One gardener was already well on their way to a thriving field of wildflowers in their backyard, but when they found themselves with bare patches, they reached out to a community of native plant enthusiasts for specific advice about their next steps.

"So, my back yard is about 800 square feet and fully under the canopy of this big, old American Elm set to one side," they said in the post, attaching a photo of the mature tree's gorgeous, spreading branches. "There are also some understory trees," they added, naming another elm, two redbuds, an American holly, an ash, and an eastern red cedar.

"There are also some invasives."
Photo Credit: u/kynocturne / Reddit

The collection of trees created a shady, dappled backyard, according to the Redditor, which affected what would grow there.

Over the years, they had established a carpet of beautiful violets, celandine poppy, aster, garden phlox, fleabane, and Virginia creeper — native plants for their area, meaning they grew easily with little extra water or care and provided food for local pollinators.

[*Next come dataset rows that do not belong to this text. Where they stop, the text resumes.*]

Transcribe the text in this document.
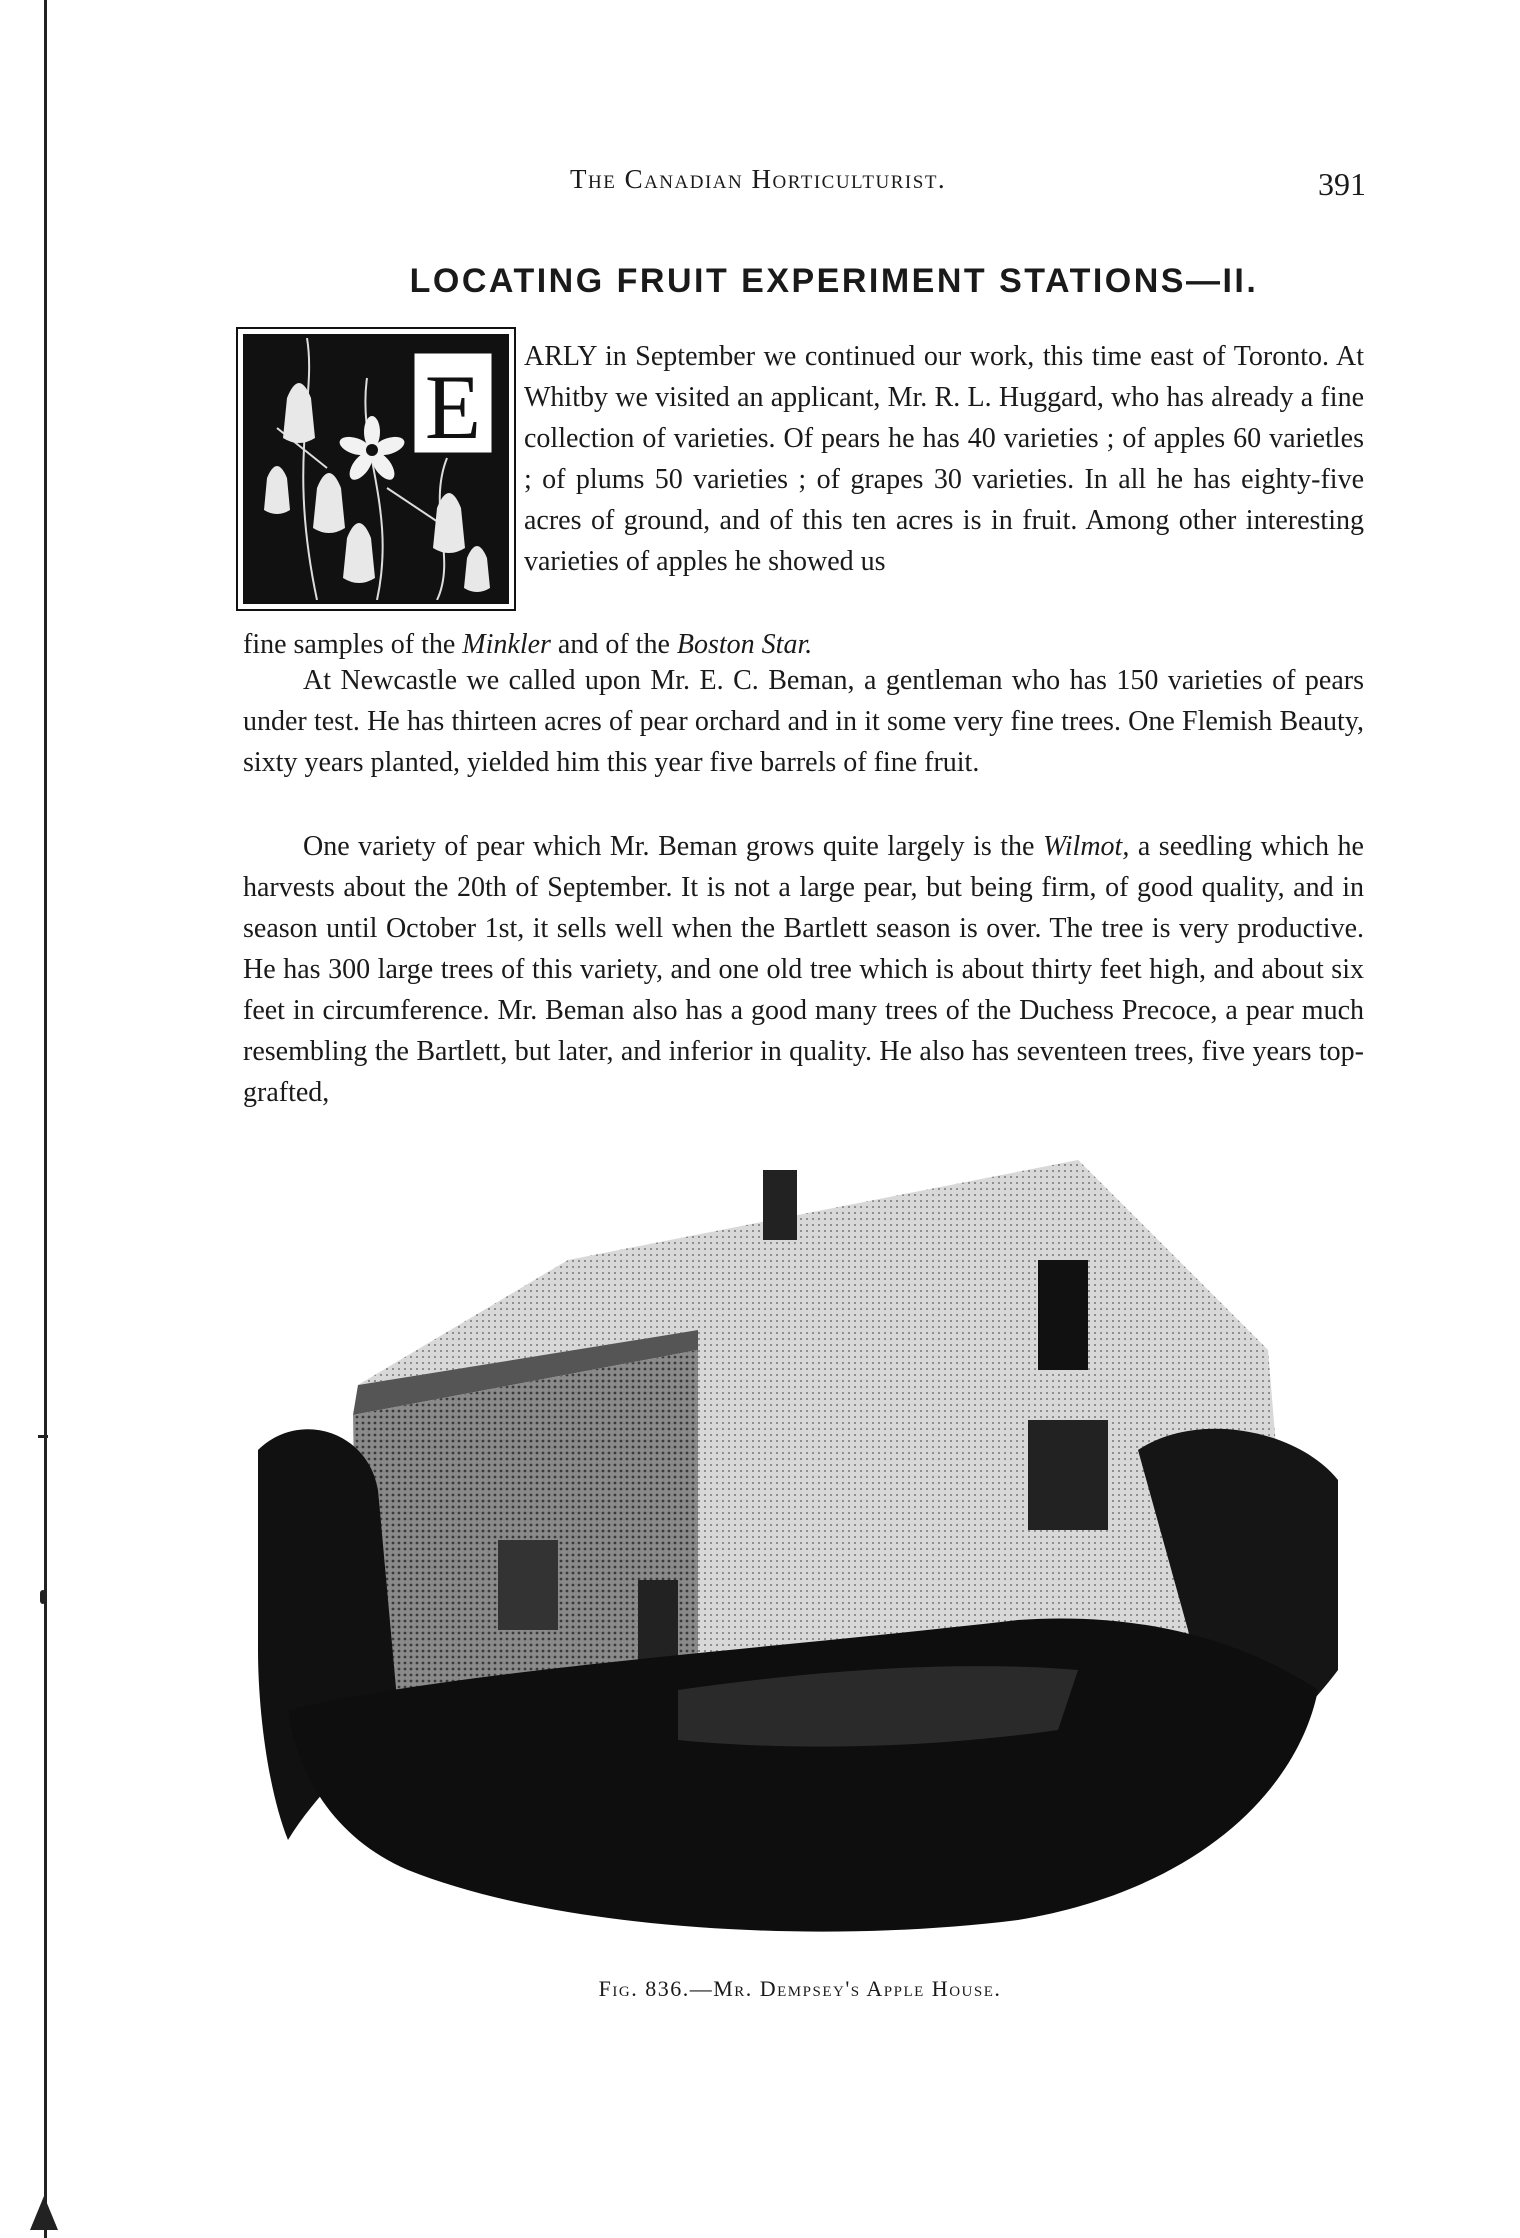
The Canadian Horticulturist.	391
LOCATING FRUIT EXPERIMENT STATIONS—II.
E ARLY in September we continued our work, this time east of Toronto. At Whitby we visited an applicant, Mr. R. L. Huggard, who has already a fine collection of varieties. Of pears he has 40 varieties ; of apples 60 varietles ; of plums 50 varieties ; of grapes 30 varieties. In all he has eighty-five acres of ground, and of this ten acres is in fruit. Among other interesting varieties of apples he showed us

fine samples of the Minkler and of the Boston Star.

At Newcastle we called upon Mr. E. C. Beman, a gentleman who has 150 varieties of pears under test. He has thirteen acres of pear orchard and in it some very fine trees. One Flemish Beauty, sixty years planted, yielded him this year five barrels of fine fruit.

One variety of pear which Mr. Beman grows quite largely is the Wilmot, a seedling which he harvests about the 20th of September. It is not a large pear, but being firm, of good quality, and in season until October 1st, it sells well when the Bartlett season is over. The tree is very productive. He has 300 large trees of this variety, and one old tree which is about thirty feet high, and about six feet in circumference. Mr. Beman also has a good many trees of the Duchess Precoce, a pear much resembling the Bartlett, but later, and inferior in quality. He also has seventeen trees, five years top-grafted,

Fig. 836.—Mr. Dempsey's Apple House.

Those benefits are available to any homeowner who switches out even part of their lawn for native plants or for another low-water alternative like clover or xeriscaping.

But this gardener had some unwelcome visitors along with the native species. "There are/were also some invasives," they revealed. "I recently removed some patches of monkeygrass/lilyturf, a patch of vinca, and a patch of some kind of winter creeper."

Removing these destructive invasive plants left some bare spots in their yard, which they hoped to sow with seeds that would sprout in the spring.

"Do you think that where I've sowed I should brush back the leaves come spring, or … should I just let it go and consider it a test of which species will emerge?" they asked. "Either way, should I incorporate some cover crop with the seeds as is usually recommended for prairie/meadow-type situations, for all the usual reasons? And if so, is there anything that would be particularly appropriate for a shaded area?"

Commenters were in favor of lending the garden a benevolent hand. "Generally, brushing back leaves will be better for starting seedlings," said one user. "It's a garden, not a real forest floor, so there's no need to wait for serendipity to produce plants."

"Regarding cover cropping, I don't think it would be necessary if you are including some quick-establishing natives in your seed mix," another user added. "Brown Eyed Susans … etc."